镇远王看着跪在地上的女子,眼角眉梢都浮着笑意:〃珍儿,你可愿随本王回府,本王许你享不尽的富贵荣华。〃他嘴里虽然问着话,却给旁边的侍卫一个眼色,女子不答应就上前拿人,他下了决心,这个珍儿他要定了。
女子抬起脸来,似乎有些惶恐地看着他,接着便垂下头去:〃王爷抬举奴婢,奴婢感激不尽。〃
〃好!好!好个伶俐的丫头,甚是讨本王欢心。〃
于是季天澜带上珍儿,为了掩人耳目,便转到了王府偏门进府。
季天澜实在是被色欲蒙了心,其实他只要稍稍动动脑子想一想,就应该发现不寻常之处。一个王府的奴婢,岂可掌灯之后还孤身在外游荡?若是受了差遣出来办事,想想王府的排场,岂能不派马车跟着?
也许这就是天意,坏事做尽了,总是要还的。
…
第二十八章 雪恨
季天澜一生戎马生涯,武功了得,自视甚高。加之此是上京、天子脚下,他也没什么忌惮,因此随行只带了两个亲信侍卫。

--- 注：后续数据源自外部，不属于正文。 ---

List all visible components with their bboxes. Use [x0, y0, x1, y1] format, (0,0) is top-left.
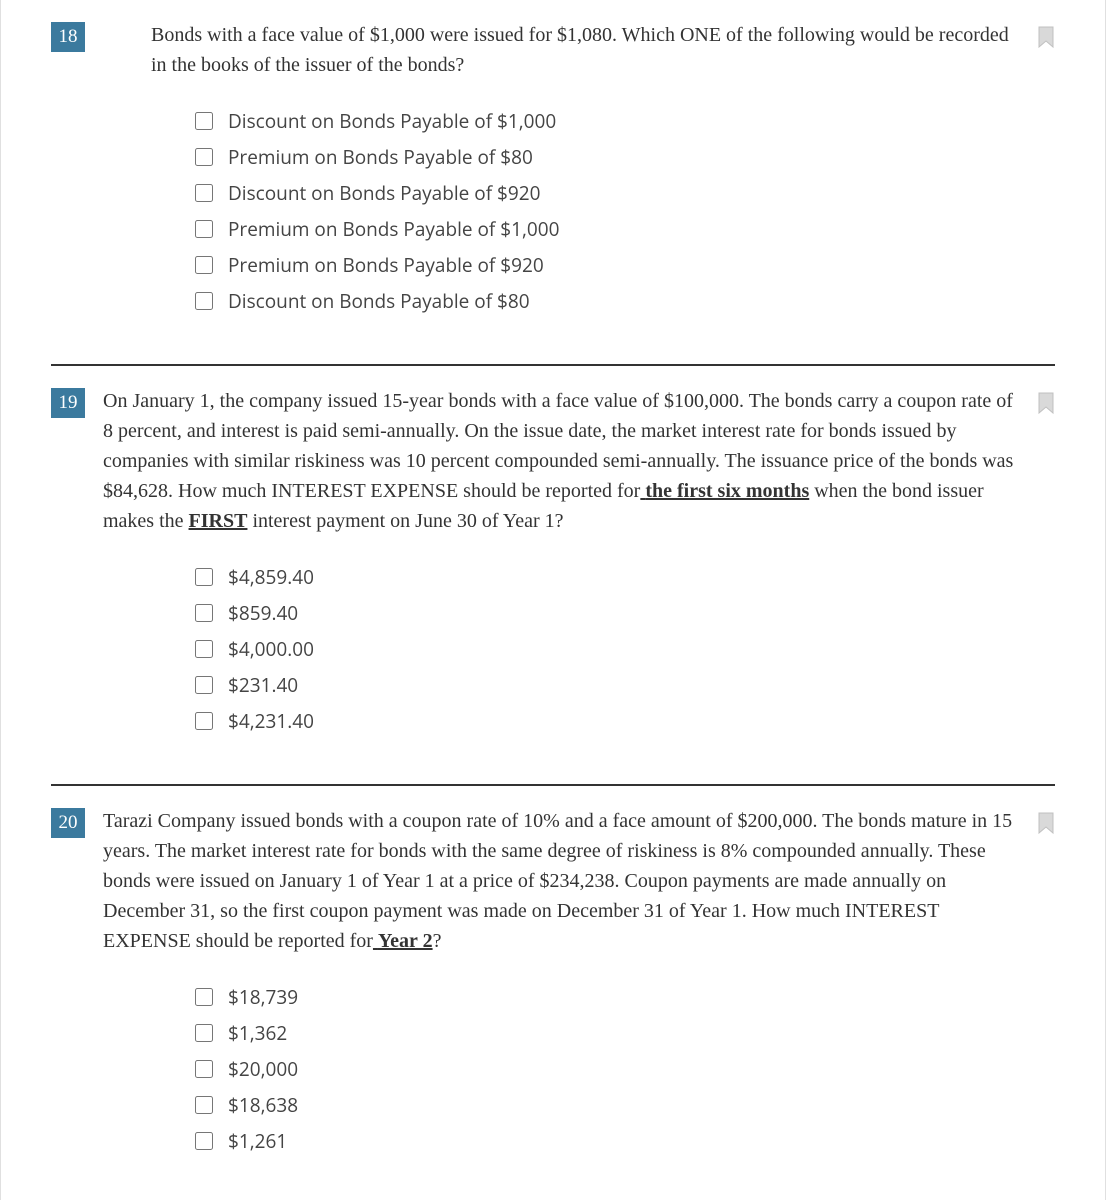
option-checkbox[interactable] [195, 148, 213, 166]
options-list: Discount on Bonds Payable of $1,000 Prem… [191, 108, 1055, 314]
bookmark-icon[interactable] [1037, 392, 1055, 414]
option[interactable]: Premium on Bonds Payable of $80 [191, 144, 1055, 170]
option[interactable]: $18,739 [191, 984, 1055, 1010]
option-checkbox[interactable] [195, 640, 213, 658]
option-checkbox[interactable] [195, 1060, 213, 1078]
option-label: $4,859.40 [228, 564, 314, 590]
option[interactable]: $1,261 [191, 1128, 1055, 1154]
option-label: Premium on Bonds Payable of $920 [228, 252, 544, 278]
option-label: $18,638 [228, 1092, 298, 1118]
quiz-page: 18 Bonds with a face value of $1,000 wer… [0, 0, 1106, 1200]
question-number-badge: 18 [51, 22, 85, 52]
option-label: $1,362 [228, 1020, 287, 1046]
option[interactable]: $231.40 [191, 672, 1055, 698]
option[interactable]: $4,000.00 [191, 636, 1055, 662]
option-checkbox[interactable] [195, 1024, 213, 1042]
option-checkbox[interactable] [195, 988, 213, 1006]
option-label: $4,231.40 [228, 708, 314, 734]
option[interactable]: Discount on Bonds Payable of $80 [191, 288, 1055, 314]
option-label: Premium on Bonds Payable of $80 [228, 144, 533, 170]
option-checkbox[interactable] [195, 256, 213, 274]
option-label: $859.40 [228, 600, 298, 626]
option-label: $1,261 [228, 1128, 287, 1154]
option-checkbox[interactable] [195, 112, 213, 130]
option-checkbox[interactable] [195, 568, 213, 586]
options-list: $4,859.40 $859.40 $4,000.00 $231.40 $4,2… [191, 564, 1055, 734]
option-checkbox[interactable] [195, 1132, 213, 1150]
option-checkbox[interactable] [195, 220, 213, 238]
option-label: $20,000 [228, 1056, 298, 1082]
option[interactable]: $4,231.40 [191, 708, 1055, 734]
option-checkbox[interactable] [195, 1096, 213, 1114]
question-header: 19 On January 1, the company issued 15-y… [51, 386, 1055, 536]
option[interactable]: Premium on Bonds Payable of $920 [191, 252, 1055, 278]
option[interactable]: Premium on Bonds Payable of $1,000 [191, 216, 1055, 242]
option[interactable]: $20,000 [191, 1056, 1055, 1082]
option-checkbox[interactable] [195, 676, 213, 694]
question-prompt: Tarazi Company issued bonds with a coupo… [103, 806, 1055, 956]
bookmark-icon[interactable] [1037, 812, 1055, 834]
question-header: 18 Bonds with a face value of $1,000 wer… [51, 20, 1055, 80]
option-checkbox[interactable] [195, 184, 213, 202]
option[interactable]: $1,362 [191, 1020, 1055, 1046]
question-number-badge: 20 [51, 808, 85, 838]
bookmark-icon[interactable] [1037, 26, 1055, 48]
question-number-badge: 19 [51, 388, 85, 418]
option-label: Discount on Bonds Payable of $80 [228, 288, 530, 314]
question-20: 20 Tarazi Company issued bonds with a co… [51, 784, 1055, 1154]
option-checkbox[interactable] [195, 712, 213, 730]
option[interactable]: Discount on Bonds Payable of $1,000 [191, 108, 1055, 134]
option-label: Discount on Bonds Payable of $1,000 [228, 108, 556, 134]
question-19: 19 On January 1, the company issued 15-y… [51, 364, 1055, 734]
option[interactable]: $859.40 [191, 600, 1055, 626]
option[interactable]: Discount on Bonds Payable of $920 [191, 180, 1055, 206]
question-header: 20 Tarazi Company issued bonds with a co… [51, 806, 1055, 956]
option[interactable]: $4,859.40 [191, 564, 1055, 590]
question-18: 18 Bonds with a face value of $1,000 wer… [51, 0, 1055, 314]
option-checkbox[interactable] [195, 292, 213, 310]
option-label: $18,739 [228, 984, 298, 1010]
options-list: $18,739 $1,362 $20,000 $18,638 $1,261 [191, 984, 1055, 1154]
question-prompt: On January 1, the company issued 15-year… [103, 386, 1055, 536]
question-prompt: Bonds with a face value of $1,000 were i… [151, 20, 1055, 80]
option-label: $231.40 [228, 672, 298, 698]
option-label: Discount on Bonds Payable of $920 [228, 180, 540, 206]
option-label: $4,000.00 [228, 636, 314, 662]
option-checkbox[interactable] [195, 604, 213, 622]
option-label: Premium on Bonds Payable of $1,000 [228, 216, 560, 242]
option[interactable]: $18,638 [191, 1092, 1055, 1118]
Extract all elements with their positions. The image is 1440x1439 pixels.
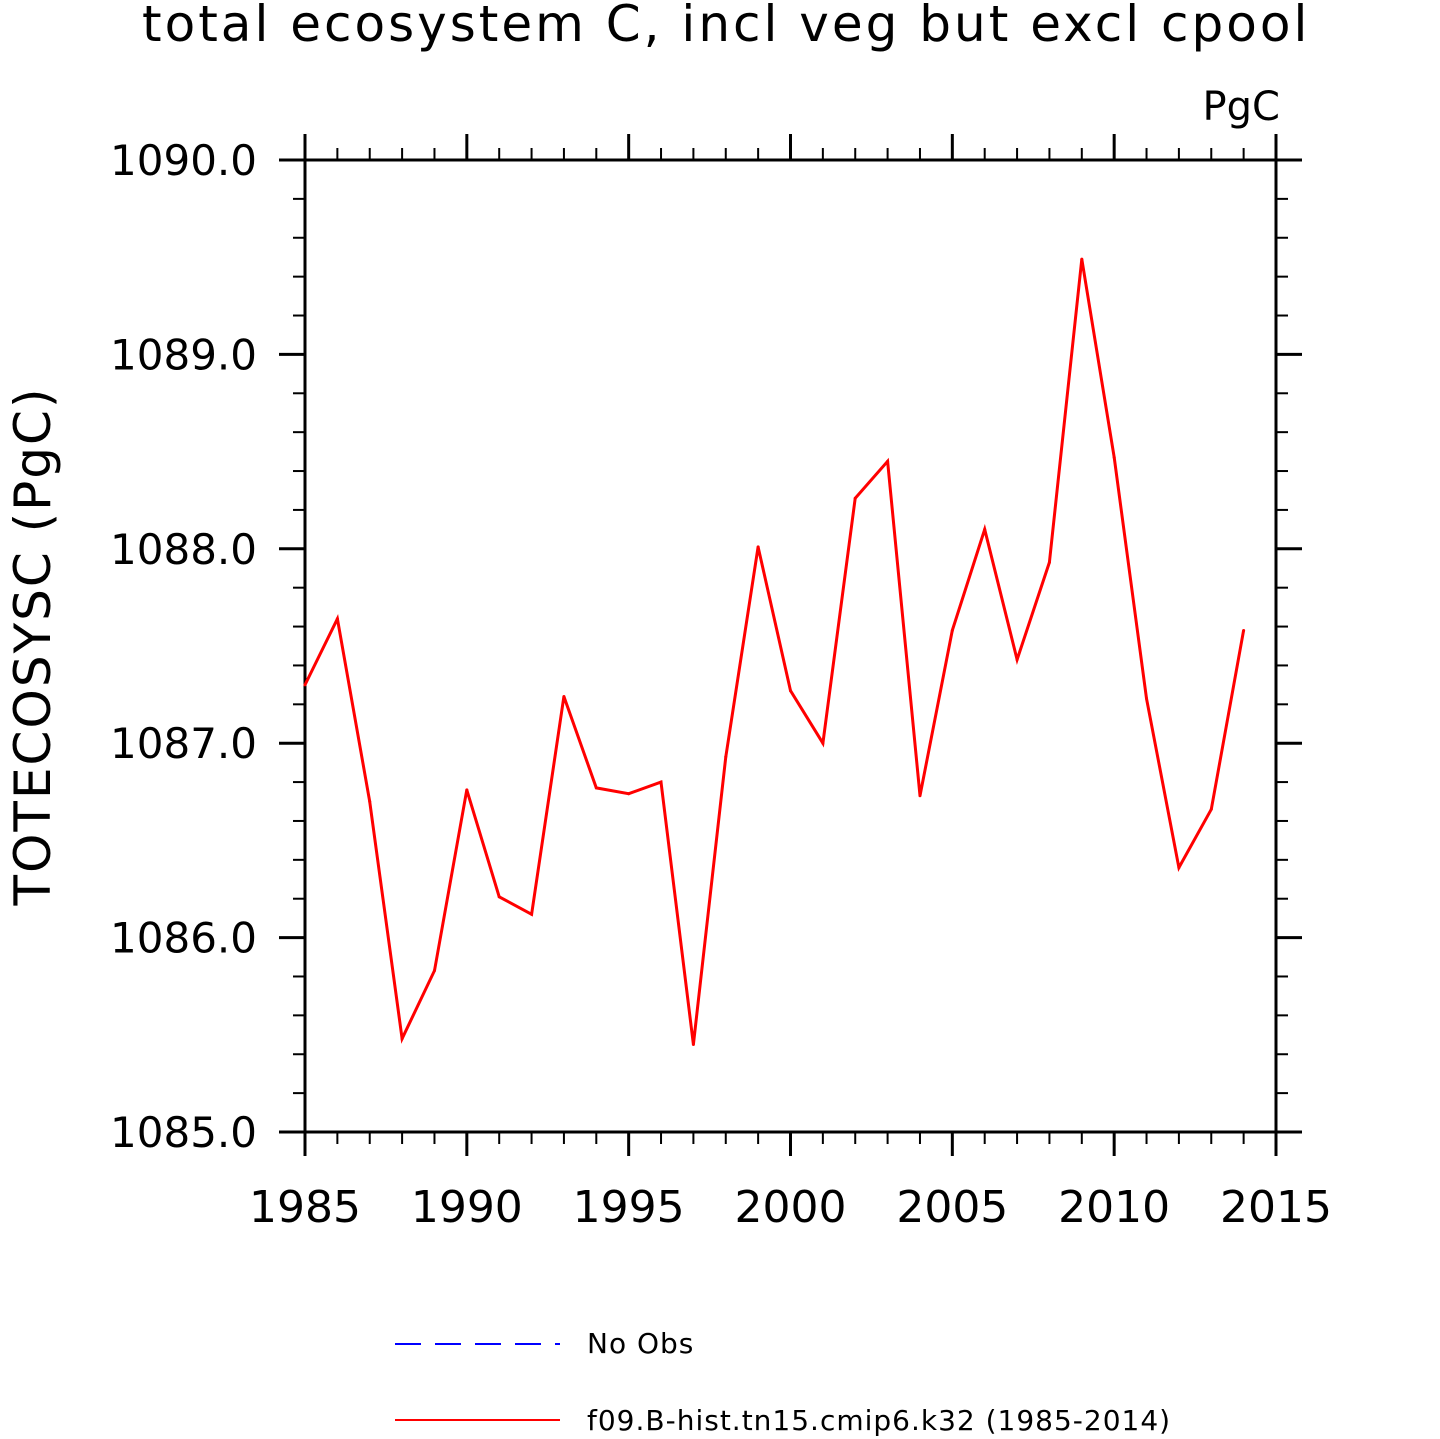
data-point: [627, 792, 631, 796]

珍儿跟着他们从偏门进了府,早就抱了必死之心,因此不慌不乱。她看着两个侍卫笑笑:〃侍卫大哥,能不能帮珍儿拿着,走了一路珍儿实在累了。〃
那两个侍卫对视一笑,其中一个赶紧过来接了酒坛,另一个提了灯笼在前面带路。沿着回廊,穿过两处院门,到了镇远王的住处。院子里早有人迎了上来,季天澜并不理睬来人,径直进了正房。珍儿与侍卫人等跟上。下人将厅堂上的灯光挑亮,偷偷瞄了一眼厅前垂首而立的女子。他本想请示王爷今夜由哪房的夫人来陪,不过看来似乎是不必问了,于是赶紧上前帮王爷取下披风。跟着的侍卫将酒坛放在几案上,便垂首立在一边,等候王爷吩咐。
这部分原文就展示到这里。